What does Holman mean to taxpayers seeking to reduce gift and estate tax? Consider this example:
Mr. and Mrs. Taxpayer have marketable securities that were worth $12 million in 2006. In 2008, their portfolio fell 25% to $9 million. They want to gift roughly 1/3 of the $9 million portfolio to their children. They first create an FLP, next they contribute the marketable securities to the FLP, and then they gift FLP limited partnership interests to their children. They obtain an appraisal which discounts the limited partnership interests by 31%, so that the FLP assets are worth $6,210,000. They gift 30% of their FLP limited partnership interest to their children, which is worth only $1,863,000 for tax purposes. The underlying asset value, however, is $2.7 million. If the assets bounce back to $12 million, they have removed $3.6 million from their estates. By taking advantage of the FLP and discounts, the estate tax savings based on a $9 million valuation is almost $400,000 (tax savings on a transfer of $1,863,000 instead of $2.7 million).
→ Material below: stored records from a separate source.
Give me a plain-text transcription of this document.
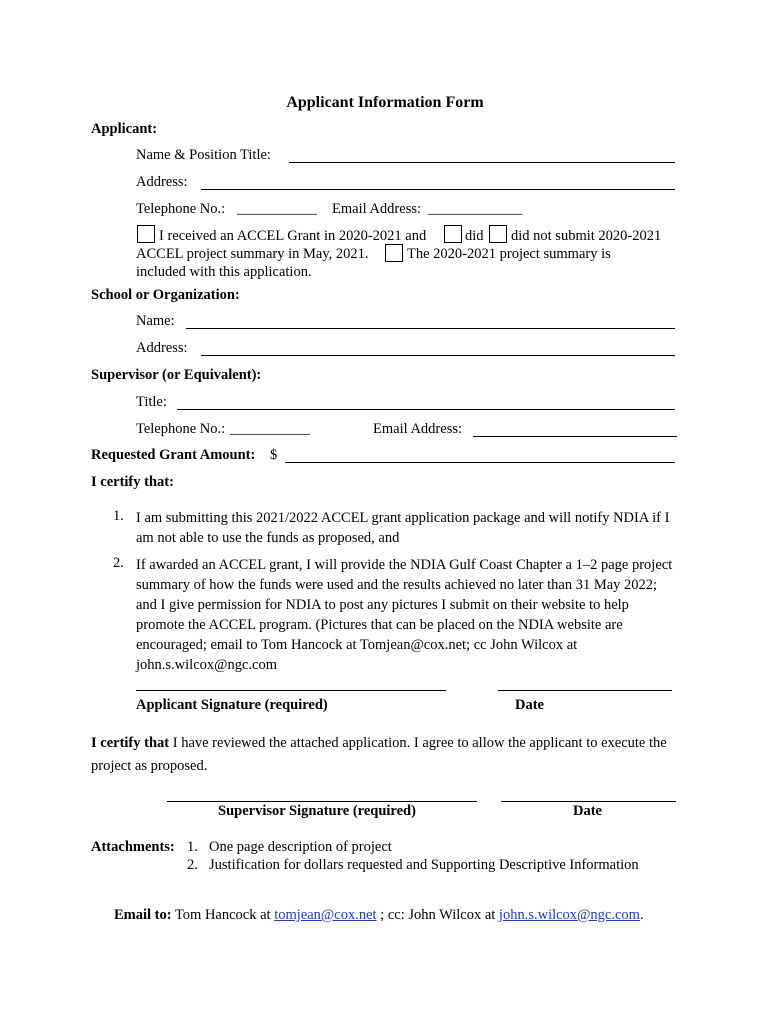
Applicant Information Form
Applicant:
Name & Position Title:
Address:
Telephone No.: ___________ Email Address: _____________
I received an ACCEL Grant in 2020-2021 and	did did not submit 2020-2021
ACCEL project summary in May, 2021.	The 2020-2021 project summary is
included with this application.
School or Organization:
Name:
Address:
Supervisor (or Equivalent):
Title:
Telephone No.: ___________	Email Address:
Requested Grant Amount: $
I certify that:
1. I am submitting this 2021/2022 ACCEL grant application package and will notify NDIA if I am not able to use the funds as proposed, and
2. If awarded an ACCEL grant, I will provide the NDIA Gulf Coast Chapter a 1–2 page project summary of how the funds were used and the results achieved no later than 31 May 2022; and I give permission for NDIA to post any pictures I submit on their website to help promote the ACCEL program. (Pictures that can be placed on the NDIA website are encouraged; email to Tom Hancock at Tomjean@cox.net; cc John Wilcox at john.s.wilcox@ngc.com
Applicant Signature (required)	Date
I certify that I have reviewed the attached application. I agree to allow the applicant to execute the project as proposed.
Supervisor Signature (required)	Date
Attachments: 1. One page description of project
2. Justification for dollars requested and Supporting Descriptive Information
Email to: Tom Hancock at tomjean@cox.net ; cc: John Wilcox at john.s.wilcox@ngc.com.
If the portfolio bounces back to $12 million, the estate tax savings are approximately $800,000 (tax savings on a transfer of $1,863,000 instead of $3.6 million). These savings do not take into account the future appreciation also removed from the estate.
In sum, FLP’s satisfy a number of advantages. They can provide asset protection for assets inside the FLP; they can maintain assets for future generations by providing a management structure; and as discussed above, FLP’s provide significant estate tax savings for individuals seeking estate tax relief without losing complete control over the assets.